Adequate nutrition adds immensely to the body’s ability to stay healthy and heal itself in case of illness. Jain writes in the Atlas that in tribal-dominated Chhattisgarh, men and women are at least ten kilos lighter than the average Indian. While mostly families are extremely dependent on the public distribution system for their grain, the subsidised rice they receive from the government lasts less than two weeks.
This poverty-induced undernutrition is clearly linked to the prevalence of different types of diseases in the area, the JSS finds – from tuberculosis and malaria to heart disease and cancer. Jain refers to the picture he sees, where diseases are only an embodiment of injustice and deprivation, “violence”. Part of the problem is the lack of understanding, Jain argues, where a large part of the privileged Indian population is ignorant about the huge health costs of undernutrition and hunger.

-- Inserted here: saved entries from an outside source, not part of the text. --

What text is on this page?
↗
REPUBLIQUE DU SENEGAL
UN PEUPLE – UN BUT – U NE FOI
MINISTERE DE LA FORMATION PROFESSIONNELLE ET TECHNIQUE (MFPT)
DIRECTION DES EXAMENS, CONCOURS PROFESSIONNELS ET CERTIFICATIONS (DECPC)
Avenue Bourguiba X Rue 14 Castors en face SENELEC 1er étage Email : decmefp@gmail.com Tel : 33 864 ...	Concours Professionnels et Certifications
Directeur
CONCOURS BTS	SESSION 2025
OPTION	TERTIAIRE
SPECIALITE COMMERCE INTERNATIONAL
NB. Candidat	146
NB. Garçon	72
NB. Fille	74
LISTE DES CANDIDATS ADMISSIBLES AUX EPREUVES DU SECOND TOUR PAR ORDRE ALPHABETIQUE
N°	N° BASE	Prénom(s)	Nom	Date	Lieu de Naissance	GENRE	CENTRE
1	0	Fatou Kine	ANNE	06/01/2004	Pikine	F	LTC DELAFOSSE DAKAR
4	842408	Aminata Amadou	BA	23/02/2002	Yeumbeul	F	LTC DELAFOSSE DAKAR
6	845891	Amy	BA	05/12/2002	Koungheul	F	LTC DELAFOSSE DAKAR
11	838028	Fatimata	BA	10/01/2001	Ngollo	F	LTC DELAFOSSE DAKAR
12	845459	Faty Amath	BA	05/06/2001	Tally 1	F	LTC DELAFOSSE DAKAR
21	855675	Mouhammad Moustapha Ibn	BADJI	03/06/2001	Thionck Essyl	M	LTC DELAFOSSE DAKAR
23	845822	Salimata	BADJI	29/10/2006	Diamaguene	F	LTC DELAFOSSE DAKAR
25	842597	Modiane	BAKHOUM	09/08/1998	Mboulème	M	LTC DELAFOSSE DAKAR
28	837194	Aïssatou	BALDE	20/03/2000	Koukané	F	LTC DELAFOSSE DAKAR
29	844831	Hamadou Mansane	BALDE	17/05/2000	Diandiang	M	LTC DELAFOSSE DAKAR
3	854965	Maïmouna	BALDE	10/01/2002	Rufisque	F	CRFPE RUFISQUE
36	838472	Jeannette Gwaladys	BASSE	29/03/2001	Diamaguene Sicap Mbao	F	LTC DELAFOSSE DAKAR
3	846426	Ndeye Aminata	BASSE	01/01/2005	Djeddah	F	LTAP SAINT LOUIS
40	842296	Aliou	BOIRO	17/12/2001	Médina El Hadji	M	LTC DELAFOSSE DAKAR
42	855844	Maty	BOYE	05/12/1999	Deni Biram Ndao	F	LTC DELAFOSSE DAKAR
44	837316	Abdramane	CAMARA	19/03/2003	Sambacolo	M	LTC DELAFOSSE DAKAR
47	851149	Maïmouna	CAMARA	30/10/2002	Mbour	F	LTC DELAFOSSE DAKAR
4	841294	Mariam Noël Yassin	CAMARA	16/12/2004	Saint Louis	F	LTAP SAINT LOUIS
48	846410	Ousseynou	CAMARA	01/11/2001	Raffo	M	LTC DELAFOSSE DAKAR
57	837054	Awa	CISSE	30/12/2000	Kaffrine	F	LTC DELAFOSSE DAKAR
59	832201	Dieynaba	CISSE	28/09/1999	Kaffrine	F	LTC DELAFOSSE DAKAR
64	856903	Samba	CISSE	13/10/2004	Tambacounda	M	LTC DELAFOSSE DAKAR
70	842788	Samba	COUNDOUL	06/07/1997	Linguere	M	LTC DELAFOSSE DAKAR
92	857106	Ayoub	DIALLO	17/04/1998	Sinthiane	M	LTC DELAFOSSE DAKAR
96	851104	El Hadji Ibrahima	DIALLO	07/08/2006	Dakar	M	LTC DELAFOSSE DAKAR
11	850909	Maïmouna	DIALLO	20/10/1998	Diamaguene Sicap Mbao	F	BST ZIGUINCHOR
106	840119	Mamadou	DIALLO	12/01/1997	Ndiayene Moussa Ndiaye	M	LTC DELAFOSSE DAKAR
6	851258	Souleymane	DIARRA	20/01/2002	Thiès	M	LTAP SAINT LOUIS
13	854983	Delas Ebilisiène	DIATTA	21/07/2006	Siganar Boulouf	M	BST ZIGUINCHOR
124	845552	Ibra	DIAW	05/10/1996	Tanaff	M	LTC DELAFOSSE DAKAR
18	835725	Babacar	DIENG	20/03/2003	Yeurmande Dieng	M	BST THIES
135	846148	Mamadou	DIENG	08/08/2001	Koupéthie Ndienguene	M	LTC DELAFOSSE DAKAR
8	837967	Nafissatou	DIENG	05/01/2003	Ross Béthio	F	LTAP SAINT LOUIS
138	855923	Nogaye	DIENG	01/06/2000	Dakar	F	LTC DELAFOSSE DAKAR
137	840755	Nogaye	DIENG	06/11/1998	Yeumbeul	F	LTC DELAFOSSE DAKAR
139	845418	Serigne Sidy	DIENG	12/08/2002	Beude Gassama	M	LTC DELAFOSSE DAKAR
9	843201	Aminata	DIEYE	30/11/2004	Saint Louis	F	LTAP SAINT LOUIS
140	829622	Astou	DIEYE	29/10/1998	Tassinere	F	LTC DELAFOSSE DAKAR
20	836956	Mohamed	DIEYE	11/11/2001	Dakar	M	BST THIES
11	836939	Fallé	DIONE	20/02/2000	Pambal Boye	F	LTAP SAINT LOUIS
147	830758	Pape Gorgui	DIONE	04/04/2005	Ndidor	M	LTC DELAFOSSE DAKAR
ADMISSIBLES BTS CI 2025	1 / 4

The conversation around ‘food security’ needs to shift dramatically if the health consequences of the lack of adequate nutrition are to be addressed, Jain argues. The random quantities of food that are far from enough to feed a family for an entire month is one problem. The fact that only cereals are provided, which have only limited nutritional value, is another.
Deficiencies in nutrients can lead to several illnesses. Vitamin B12 deficiencies are extremely common in India, given the vegetarian diet. It can manifest itself in various ways, from fatigue and depression to mouth ulcers and gastro-intestinal disturbances. Dietary inadequacies can also lead to iron deficiency anaemia, as JSS saw in Chhattisgarh. Haemoglobin dropping below a certain level is life threatening, but easily avoidable if there was more awareness on and access to balanced diets.
In addition to all of this, government health centres and hospitals often treat poor patients and their families without respect, not explaining the problem or its solutions. All this does is create a further distance between people and the medical system. People are also less likely to want to return once they are treated with no dignity. Often at JSS clinics, the book says, people are surprised at the care with which they are treated.
The Atlas of Rural Health is a detailed, ethnographic account of why health isn’t only a medical issue. With every case and illness talked about, whether common or rare, there is space for public policy, awareness campaigns, education, sanitation and nutrition, in addition to better and more accessible medical facilities, to have made a difference. By using personal narratives, this unique ‘atlas’ makes the complex human geography of rural health accessible to all readers.